Hinton also co-developed the influential concept of Boltzmann machines—a type of neural network that models how the brain might process uncertainty—with Terrence Sejnowski, a leading computational neurobiologist at UC San Diego and the Salk Institute. This work further shaped the neural architectures that underpin today’s AI.

6.The shake table advancing global earthquake resilience
When buildings shake on the UC San Diego shake table, the results ripple far beyond the test site. For more than 20 years, this National Science Foundation-funded earthquake simulator—the largest outdoor facility of its kind—has transformed how structures are designed and built to withstand powerful quakes.
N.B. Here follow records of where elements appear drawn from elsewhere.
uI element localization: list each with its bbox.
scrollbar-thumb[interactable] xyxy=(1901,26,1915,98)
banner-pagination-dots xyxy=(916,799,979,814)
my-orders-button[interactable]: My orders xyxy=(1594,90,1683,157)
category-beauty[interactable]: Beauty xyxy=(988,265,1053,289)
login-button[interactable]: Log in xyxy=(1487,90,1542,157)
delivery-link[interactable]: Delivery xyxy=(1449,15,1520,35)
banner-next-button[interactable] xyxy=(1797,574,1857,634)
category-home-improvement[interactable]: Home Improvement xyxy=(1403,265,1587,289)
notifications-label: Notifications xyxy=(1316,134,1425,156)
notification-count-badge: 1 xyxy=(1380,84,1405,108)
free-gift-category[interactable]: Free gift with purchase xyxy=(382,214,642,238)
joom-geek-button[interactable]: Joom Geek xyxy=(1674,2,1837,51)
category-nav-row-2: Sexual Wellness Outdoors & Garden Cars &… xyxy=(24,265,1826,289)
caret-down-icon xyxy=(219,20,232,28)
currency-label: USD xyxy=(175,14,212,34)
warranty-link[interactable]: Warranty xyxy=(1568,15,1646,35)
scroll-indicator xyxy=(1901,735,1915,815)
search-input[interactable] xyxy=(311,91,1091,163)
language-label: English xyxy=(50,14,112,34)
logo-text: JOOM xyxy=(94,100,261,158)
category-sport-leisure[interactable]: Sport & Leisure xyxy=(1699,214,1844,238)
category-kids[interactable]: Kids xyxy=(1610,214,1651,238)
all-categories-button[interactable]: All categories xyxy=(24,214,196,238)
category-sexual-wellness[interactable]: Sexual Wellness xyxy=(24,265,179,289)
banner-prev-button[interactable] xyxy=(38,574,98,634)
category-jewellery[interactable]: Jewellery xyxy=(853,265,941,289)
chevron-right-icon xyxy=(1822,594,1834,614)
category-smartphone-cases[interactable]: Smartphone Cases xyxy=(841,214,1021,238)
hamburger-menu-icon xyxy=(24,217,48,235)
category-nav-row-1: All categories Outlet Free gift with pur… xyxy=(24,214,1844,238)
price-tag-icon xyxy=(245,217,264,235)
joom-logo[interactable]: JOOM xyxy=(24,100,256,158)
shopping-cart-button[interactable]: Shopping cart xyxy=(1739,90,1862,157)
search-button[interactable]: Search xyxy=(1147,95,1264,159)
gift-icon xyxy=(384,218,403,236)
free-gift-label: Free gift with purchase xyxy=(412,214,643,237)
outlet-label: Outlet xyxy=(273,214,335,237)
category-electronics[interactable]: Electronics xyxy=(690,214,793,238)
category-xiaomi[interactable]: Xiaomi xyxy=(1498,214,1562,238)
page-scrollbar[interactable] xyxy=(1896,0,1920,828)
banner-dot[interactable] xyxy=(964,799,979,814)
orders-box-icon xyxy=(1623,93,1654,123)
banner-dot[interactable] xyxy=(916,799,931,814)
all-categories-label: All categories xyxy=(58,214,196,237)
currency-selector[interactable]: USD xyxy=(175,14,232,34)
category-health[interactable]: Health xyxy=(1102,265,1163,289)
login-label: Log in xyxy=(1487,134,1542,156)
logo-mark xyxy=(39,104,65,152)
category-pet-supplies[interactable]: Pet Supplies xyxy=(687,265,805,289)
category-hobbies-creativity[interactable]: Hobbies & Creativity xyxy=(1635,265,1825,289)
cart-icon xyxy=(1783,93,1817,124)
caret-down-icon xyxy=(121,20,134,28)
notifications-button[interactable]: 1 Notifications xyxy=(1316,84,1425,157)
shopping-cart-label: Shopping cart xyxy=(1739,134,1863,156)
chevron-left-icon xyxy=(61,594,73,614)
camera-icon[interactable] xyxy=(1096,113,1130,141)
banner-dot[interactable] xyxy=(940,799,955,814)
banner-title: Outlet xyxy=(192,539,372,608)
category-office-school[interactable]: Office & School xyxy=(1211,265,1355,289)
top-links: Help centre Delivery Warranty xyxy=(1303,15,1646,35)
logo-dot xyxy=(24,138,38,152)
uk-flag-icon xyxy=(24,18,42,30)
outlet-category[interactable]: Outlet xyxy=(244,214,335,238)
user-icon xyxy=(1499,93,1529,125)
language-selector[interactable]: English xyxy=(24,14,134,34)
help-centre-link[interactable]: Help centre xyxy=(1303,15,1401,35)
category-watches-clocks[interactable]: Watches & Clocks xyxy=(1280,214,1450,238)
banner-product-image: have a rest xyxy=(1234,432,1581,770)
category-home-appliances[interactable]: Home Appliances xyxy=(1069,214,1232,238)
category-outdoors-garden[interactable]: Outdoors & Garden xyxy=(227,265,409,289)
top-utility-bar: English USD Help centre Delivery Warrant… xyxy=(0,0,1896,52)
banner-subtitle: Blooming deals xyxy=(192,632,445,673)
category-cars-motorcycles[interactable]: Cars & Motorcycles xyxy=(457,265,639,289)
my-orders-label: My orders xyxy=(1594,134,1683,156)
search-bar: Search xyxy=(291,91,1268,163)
Research at the shake table, which is part of the Englekirk Structural Engineering Center, has directly influenced building codes and safety standards worldwide. Full-scale tests have led to new retrofit guidelines for thousands of vulnerable homes in San Francisco and Los Angeles. They’ve resulted in stronger design requirements for elevators, stairways and facades—critical systems that help people evacuate safely during disasters. The work also has improved assessment and retrofit strategies for older buildings with weak concrete frames and unreinforced brick walls, making these historically vulnerable structures more resilient. And shake table findings have informed new construction standards for parking structures, preventing the kinds of collapses seen in past California earthquakes. By recreating the most destructive quakes in modern history, UC San Diego structural engineers have made everyday buildings—and the people who rely on them—safer in the face of future disasters.

7. The shatterproof seeds behind a healthier cooking oil
Sometimes, a question asked in a laboratory grows into an innovation that reaches farms and kitchens around the world. In the 1990s, with support from the National Science Foundation, plant biologist Marty Yanofsky and his team at UC San Diego uncovered the genes that control seed dispersal—a breakthrough that solved the costly problem of pod shattering in canola, one of the world’s most important vegetable oils.
Commercialized through a partnership with BASF, the technology enables farmers to maximize yields without expanding farmland, helping reduce environmental impact while meeting rising food demands. Today, this innovation supports a multibillion-dollar industry, a more sustainable agricultural future and a healthier cooking oil found in kitchens around the world—demonstrating how basic science can lead to practical solutions for feeding a growing population while conserving natural resources.